Garcia echoed her comment.

Defense attorney Butch Pope questioned Hanna as to the extent of garnet in the region.

"I would not expect there to be garnet in the area of Fayetteville," she said, citing geological studies and maps.

Pope noted that soil on the floor mats of McNeill's car weren't tested and that the brake pedal was "squeaky clean."

"The floor mats would not have affected my interpretation of the gas pedal," Hanna responded.

"Do you know who drove the automobile before Mr. McNeill?" Pope asked. "Do you know who got in that car, put it in gear and drove off?"

Hanna said she didn't know.

"The point is, this car was placed as the one belonging to the suspect, she said.

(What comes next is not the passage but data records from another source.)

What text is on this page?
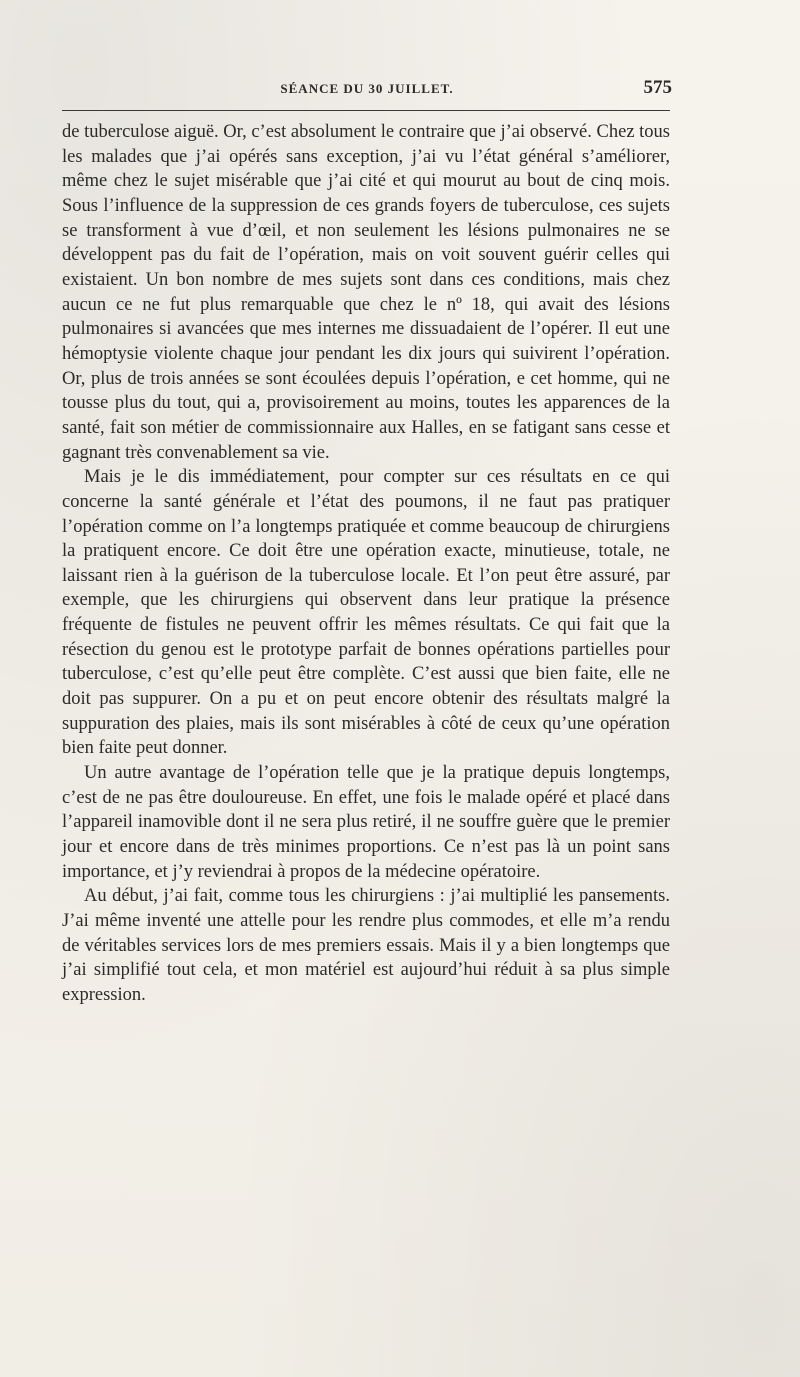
SÉANCE DU 30 JUILLET.	575

de tuberculose aiguë. Or, c’est absolument le contraire que j’ai observé. Chez tous les malades que j’ai opérés sans exception, j’ai vu l’état général s’améliorer, même chez le sujet misérable que j’ai cité et qui mourut au bout de cinq mois. Sous l’influence de la suppression de ces grands foyers de tuberculose, ces sujets se transforment à vue d’œil, et non seulement les lésions pulmonaires ne se développent pas du fait de l’opération, mais on voit souvent guérir celles qui existaient. Un bon nombre de mes sujets sont dans ces conditions, mais chez aucun ce ne fut plus remarquable que chez le nº 18, qui avait des lésions pulmonaires si avancées que mes internes me dissuadaient de l’opérer. Il eut une hémoptysie violente chaque jour pendant les dix jours qui suivirent l’opération. Or, plus de trois années se sont écoulées depuis l’opération, e cet homme, qui ne tousse plus du tout, qui a, provisoirement au moins, toutes les apparences de la santé, fait son métier de commissionnaire aux Halles, en se fatigant sans cesse et gagnant très convenablement sa vie.

Mais je le dis immédiatement, pour compter sur ces résultats en ce qui concerne la santé générale et l’état des poumons, il ne faut pas pratiquer l’opération comme on l’a longtemps pratiquée et comme beaucoup de chirurgiens la pratiquent encore. Ce doit être une opération exacte, minutieuse, totale, ne laissant rien à la guérison de la tuberculose locale. Et l’on peut être assuré, par exemple, que les chirurgiens qui observent dans leur pratique la présence fréquente de fistules ne peuvent offrir les mêmes résultats. Ce qui fait que la résection du genou est le prototype parfait de bonnes opérations partielles pour tuberculose, c’est qu’elle peut être complète. C’est aussi que bien faite, elle ne doit pas suppurer. On a pu et on peut encore obtenir des résultats malgré la suppuration des plaies, mais ils sont misérables à côté de ceux qu’une opération bien faite peut donner.

Un autre avantage de l’opération telle que je la pratique depuis longtemps, c’est de ne pas être douloureuse. En effet, une fois le malade opéré et placé dans l’appareil inamovible dont il ne sera plus retiré, il ne souffre guère que le premier jour et encore dans de très minimes proportions. Ce n’est pas là un point sans importance, et j’y reviendrai à propos de la médecine opératoire.

Au début, j’ai fait, comme tous les chirurgiens : j’ai multiplié les pansements. J’ai même inventé une attelle pour les rendre plus commodes, et elle m’a rendu de véritables services lors de mes premiers essais. Mais il y a bien longtemps que j’ai simplifié tout cela, et mon matériel est aujourd’hui réduit à sa plus simple expression.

The testimony was the first conclusive link between McNeill and Shaniya's death.

State Bureau of Investigation analysts testified in recent days that his DNA wasn't found on her and that four hairs found on a hotel comforter and some pubic hair found on a blanket pulled from a trash can outside Shaniya's home might belong to him.

McNeill has admitted to taking Shaniya to a Comfort Suites in Sanford, but his attorneys contend the girl's aunt asked him to take her there to hand her off to other relatives, who would ensure that she went to school.

Steven Swensen, a forensic expert with the Minnesota Bureau of Criminal Apprehension who conducted advanced DNA tests on the hairs, testified Tuesday that there was less than a 1 percent chance that the hairs were from someone other than McNeill.

Christie Smith, a supervisor at the Arizona Department of Public Safety crime lab in Phoenix, testified that similar DNA testing showed that McNeill couldn't have been the source of hair found on Shaniya's clothing.

An autopsy determined that Shaniya was suffocated and suffered injuries "consistent with a sexual assault" shortly before she died.

Investigators say Shaniya's mother, Antoinette Nicole Davis, sold her daughter to McNeill to pay off a drug debt.

She is charged with first-degree murder, indecent liberties with a child, felony child abuse, felony sexual servitude, rape of a child, sexual offense of a child by an adult offender, human trafficking and making a false police report. She will be tried after McNeill's case is over, but prosecutors aren't seeking the death penalty against her.